HOMÉLIE DU PAPE JEAN PAUL II

Astana - Cathédrale de la Madone du Perpétuel Secours
Lundi 24 septembre 2001


1. Que le peuple "... bâtisse le Temple de Yahvé, le Dieu d'Israël" (Esd 1, 3).

Par ces paroles, Cyrus, roi de Perse, en restituant la liberté au "reste d'Israël", donnait aux exilés l'ordre d'ériger de nouveau à Jérusalem le lieu saint, où le nom de Dieu pourrait être adoré. C'était un devoir que les exilés accueillirent avec joie, et ils s'acheminèrent avec entrain vers la terre de leurs pères.

Nous pouvons imaginer le battement des coeurs, la hâte des préparatifs, les larmes de joie, les hymnes d'action de grâce qui précédèrent et accompagnèrent les pas des exilés retournant dans leur Patrie. Après les larmes de l'exil, "le reste d'Israël", se hâtant vers Jérusalem, cité de Dieu, pouvait à nouveau sourire. Il élevait finalement ses chants de reconnaissance pour les grandes merveilles accomplies par le Seigneur au milieu d'eux (cf. Ps 125, 1-2).

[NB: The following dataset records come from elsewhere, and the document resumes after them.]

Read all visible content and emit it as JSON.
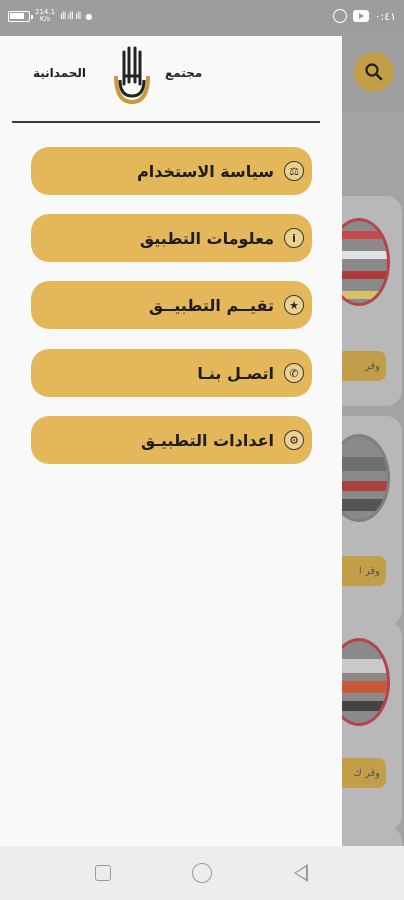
{
  "status_bar": {
    "speed_value": "214.1",
    "speed_unit": "K/s",
    "signal_text": "ıll ıll ıll",
    "time": "٠:٤١"
  },
  "drawer": {
    "brand_word_right": "مجتمع",
    "brand_word_left": "الحمدانية",
    "menu": [
      {
        "label": "سياسة الاستخدام",
        "icon": "scale-icon",
        "glyph": "⚖"
      },
      {
        "label": "معلومات التطبيق",
        "icon": "info-icon",
        "glyph": "i"
      },
      {
        "label": "تقيــم التطبيــق",
        "icon": "star-icon",
        "glyph": "★"
      },
      {
        "label": "اتصـل بنـا",
        "icon": "phone-icon",
        "glyph": "✆"
      },
      {
        "label": "اعدادات التطبيـق",
        "icon": "settings-icon",
        "glyph": "⚙"
      }
    ]
  },
  "background": {
    "card_button_label": "وقر",
    "card_button_label_2": "وقر ا",
    "card_button_label_3": "وقر ك"
  },
  "colors": {
    "accent": "#e3b75a",
    "accent_dim": "#c39e49",
    "drawer_bg": "#f9f9f9"
  }
}
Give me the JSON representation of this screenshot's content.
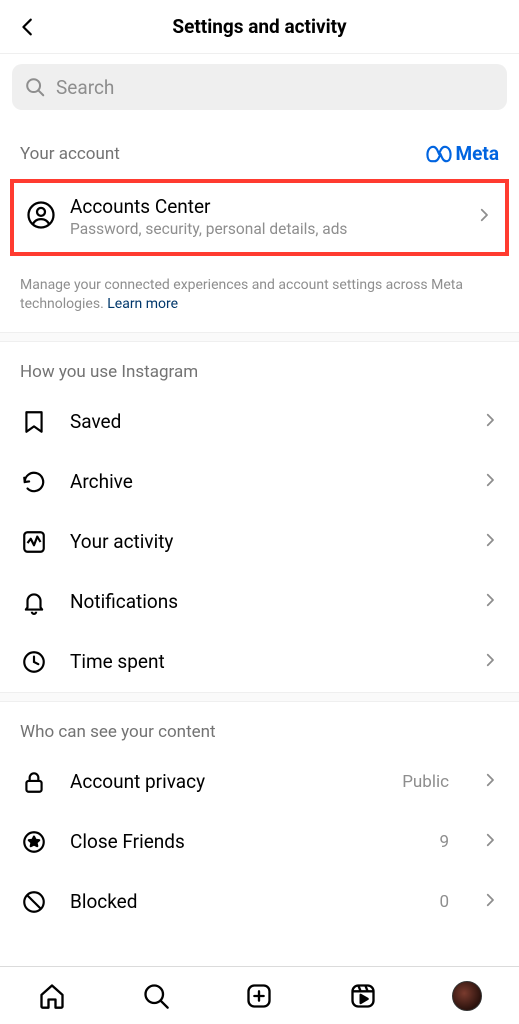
{
  "header": {
    "title": "Settings and activity"
  },
  "search": {
    "placeholder": "Search"
  },
  "account_section": {
    "label": "Your account",
    "brand": "Meta",
    "accounts_center": {
      "title": "Accounts Center",
      "subtitle": "Password, security, personal details, ads"
    },
    "footnote": "Manage your connected experiences and account settings across Meta technologies. ",
    "learn_more": "Learn more"
  },
  "usage_section": {
    "label": "How you use Instagram",
    "items": [
      {
        "id": "saved",
        "label": "Saved"
      },
      {
        "id": "archive",
        "label": "Archive"
      },
      {
        "id": "activity",
        "label": "Your activity"
      },
      {
        "id": "notifications",
        "label": "Notifications"
      },
      {
        "id": "timespent",
        "label": "Time spent"
      }
    ]
  },
  "visibility_section": {
    "label": "Who can see your content",
    "items": [
      {
        "id": "privacy",
        "label": "Account privacy",
        "value": "Public"
      },
      {
        "id": "closefriends",
        "label": "Close Friends",
        "value": "9"
      },
      {
        "id": "blocked",
        "label": "Blocked",
        "value": "0"
      }
    ]
  }
}
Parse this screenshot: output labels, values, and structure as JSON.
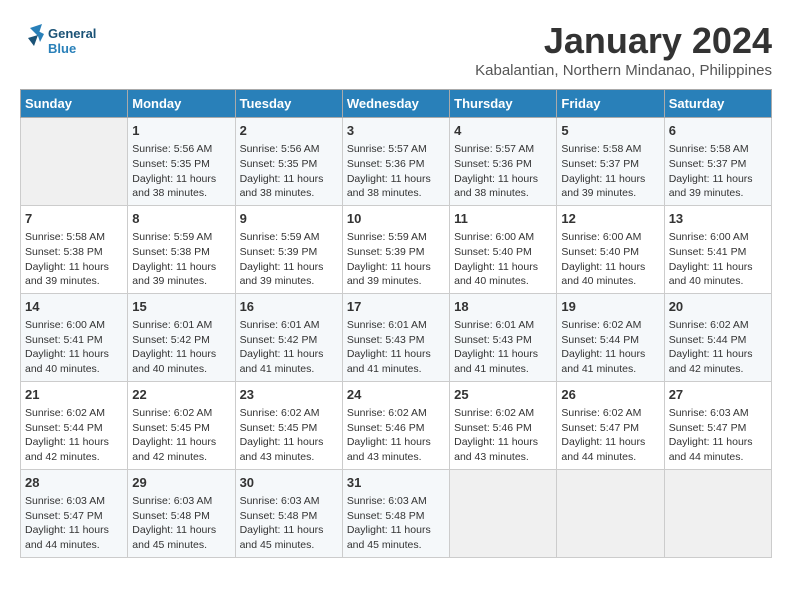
{
  "header": {
    "logo_line1": "General",
    "logo_line2": "Blue",
    "month_title": "January 2024",
    "location": "Kabalantian, Northern Mindanao, Philippines"
  },
  "days_of_week": [
    "Sunday",
    "Monday",
    "Tuesday",
    "Wednesday",
    "Thursday",
    "Friday",
    "Saturday"
  ],
  "weeks": [
    [
      {
        "day": "",
        "content": ""
      },
      {
        "day": "1",
        "content": "Sunrise: 5:56 AM\nSunset: 5:35 PM\nDaylight: 11 hours\nand 38 minutes."
      },
      {
        "day": "2",
        "content": "Sunrise: 5:56 AM\nSunset: 5:35 PM\nDaylight: 11 hours\nand 38 minutes."
      },
      {
        "day": "3",
        "content": "Sunrise: 5:57 AM\nSunset: 5:36 PM\nDaylight: 11 hours\nand 38 minutes."
      },
      {
        "day": "4",
        "content": "Sunrise: 5:57 AM\nSunset: 5:36 PM\nDaylight: 11 hours\nand 38 minutes."
      },
      {
        "day": "5",
        "content": "Sunrise: 5:58 AM\nSunset: 5:37 PM\nDaylight: 11 hours\nand 39 minutes."
      },
      {
        "day": "6",
        "content": "Sunrise: 5:58 AM\nSunset: 5:37 PM\nDaylight: 11 hours\nand 39 minutes."
      }
    ],
    [
      {
        "day": "7",
        "content": "Sunrise: 5:58 AM\nSunset: 5:38 PM\nDaylight: 11 hours\nand 39 minutes."
      },
      {
        "day": "8",
        "content": "Sunrise: 5:59 AM\nSunset: 5:38 PM\nDaylight: 11 hours\nand 39 minutes."
      },
      {
        "day": "9",
        "content": "Sunrise: 5:59 AM\nSunset: 5:39 PM\nDaylight: 11 hours\nand 39 minutes."
      },
      {
        "day": "10",
        "content": "Sunrise: 5:59 AM\nSunset: 5:39 PM\nDaylight: 11 hours\nand 39 minutes."
      },
      {
        "day": "11",
        "content": "Sunrise: 6:00 AM\nSunset: 5:40 PM\nDaylight: 11 hours\nand 40 minutes."
      },
      {
        "day": "12",
        "content": "Sunrise: 6:00 AM\nSunset: 5:40 PM\nDaylight: 11 hours\nand 40 minutes."
      },
      {
        "day": "13",
        "content": "Sunrise: 6:00 AM\nSunset: 5:41 PM\nDaylight: 11 hours\nand 40 minutes."
      }
    ],
    [
      {
        "day": "14",
        "content": "Sunrise: 6:00 AM\nSunset: 5:41 PM\nDaylight: 11 hours\nand 40 minutes."
      },
      {
        "day": "15",
        "content": "Sunrise: 6:01 AM\nSunset: 5:42 PM\nDaylight: 11 hours\nand 40 minutes."
      },
      {
        "day": "16",
        "content": "Sunrise: 6:01 AM\nSunset: 5:42 PM\nDaylight: 11 hours\nand 41 minutes."
      },
      {
        "day": "17",
        "content": "Sunrise: 6:01 AM\nSunset: 5:43 PM\nDaylight: 11 hours\nand 41 minutes."
      },
      {
        "day": "18",
        "content": "Sunrise: 6:01 AM\nSunset: 5:43 PM\nDaylight: 11 hours\nand 41 minutes."
      },
      {
        "day": "19",
        "content": "Sunrise: 6:02 AM\nSunset: 5:44 PM\nDaylight: 11 hours\nand 41 minutes."
      },
      {
        "day": "20",
        "content": "Sunrise: 6:02 AM\nSunset: 5:44 PM\nDaylight: 11 hours\nand 42 minutes."
      }
    ],
    [
      {
        "day": "21",
        "content": "Sunrise: 6:02 AM\nSunset: 5:44 PM\nDaylight: 11 hours\nand 42 minutes."
      },
      {
        "day": "22",
        "content": "Sunrise: 6:02 AM\nSunset: 5:45 PM\nDaylight: 11 hours\nand 42 minutes."
      },
      {
        "day": "23",
        "content": "Sunrise: 6:02 AM\nSunset: 5:45 PM\nDaylight: 11 hours\nand 43 minutes."
      },
      {
        "day": "24",
        "content": "Sunrise: 6:02 AM\nSunset: 5:46 PM\nDaylight: 11 hours\nand 43 minutes."
      },
      {
        "day": "25",
        "content": "Sunrise: 6:02 AM\nSunset: 5:46 PM\nDaylight: 11 hours\nand 43 minutes."
      },
      {
        "day": "26",
        "content": "Sunrise: 6:02 AM\nSunset: 5:47 PM\nDaylight: 11 hours\nand 44 minutes."
      },
      {
        "day": "27",
        "content": "Sunrise: 6:03 AM\nSunset: 5:47 PM\nDaylight: 11 hours\nand 44 minutes."
      }
    ],
    [
      {
        "day": "28",
        "content": "Sunrise: 6:03 AM\nSunset: 5:47 PM\nDaylight: 11 hours\nand 44 minutes."
      },
      {
        "day": "29",
        "content": "Sunrise: 6:03 AM\nSunset: 5:48 PM\nDaylight: 11 hours\nand 45 minutes."
      },
      {
        "day": "30",
        "content": "Sunrise: 6:03 AM\nSunset: 5:48 PM\nDaylight: 11 hours\nand 45 minutes."
      },
      {
        "day": "31",
        "content": "Sunrise: 6:03 AM\nSunset: 5:48 PM\nDaylight: 11 hours\nand 45 minutes."
      },
      {
        "day": "",
        "content": ""
      },
      {
        "day": "",
        "content": ""
      },
      {
        "day": "",
        "content": ""
      }
    ]
  ]
}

2. De tels sentiments sont encore présents en nous aujourd'hui, alors que nous célébrons cette Eucharistie en l'honneur de la Bienheureuse Vierge Marie, Reine de la Paix. Après l'oppression communiste, vous avez pu vous aussi - en quelque sorte comme des exilés - à nouveau proclamer ensemble la foi commune. Dix ans après la reconquête de la liberté, en vous souvenant des vicissitudes affrontées par le passé, vous rendez grâce aujourd'hui à la miséricorde providentielle du Seigneur qui n'abandonne pas ses enfants dans l'épreuve. Depuis longtemps, je désirais la rencontre d'aujourd'hui afin de partager cette joie qui est la vôtre.

Je salue avec une affection fraternelle Mgr Jan Pawel Lenga, Evêque de Karaganda, qui fête cette année ses dix ans d'ordination épiscopale. Je le remercie des paroles courtoises qu'il m'a adressées et je m'unis à lui pour rendre grâce à Dieu pour le bien accompli au service de l'Eglise. J'aurais voulu visiter aussi son diocèse, mais les circonstances ne me l'ont pas permis. Je salue avec la même affection Mgr Tomasz Peta, Administrateur apostolique d'Astanà, Mgr Henry Theophilus Howaniec, Administrateur apostolique d'Almaty, Mgr Wasyl Medwit, de l'Eglise grecque-catholique et le R.P. Janusz Kaleta, Administrateur apostolique d'Atyrau. Je salue les Supérieurs des Missions "sui iuris", Mgr Joseph Werth, et tous les Evêques ici présents.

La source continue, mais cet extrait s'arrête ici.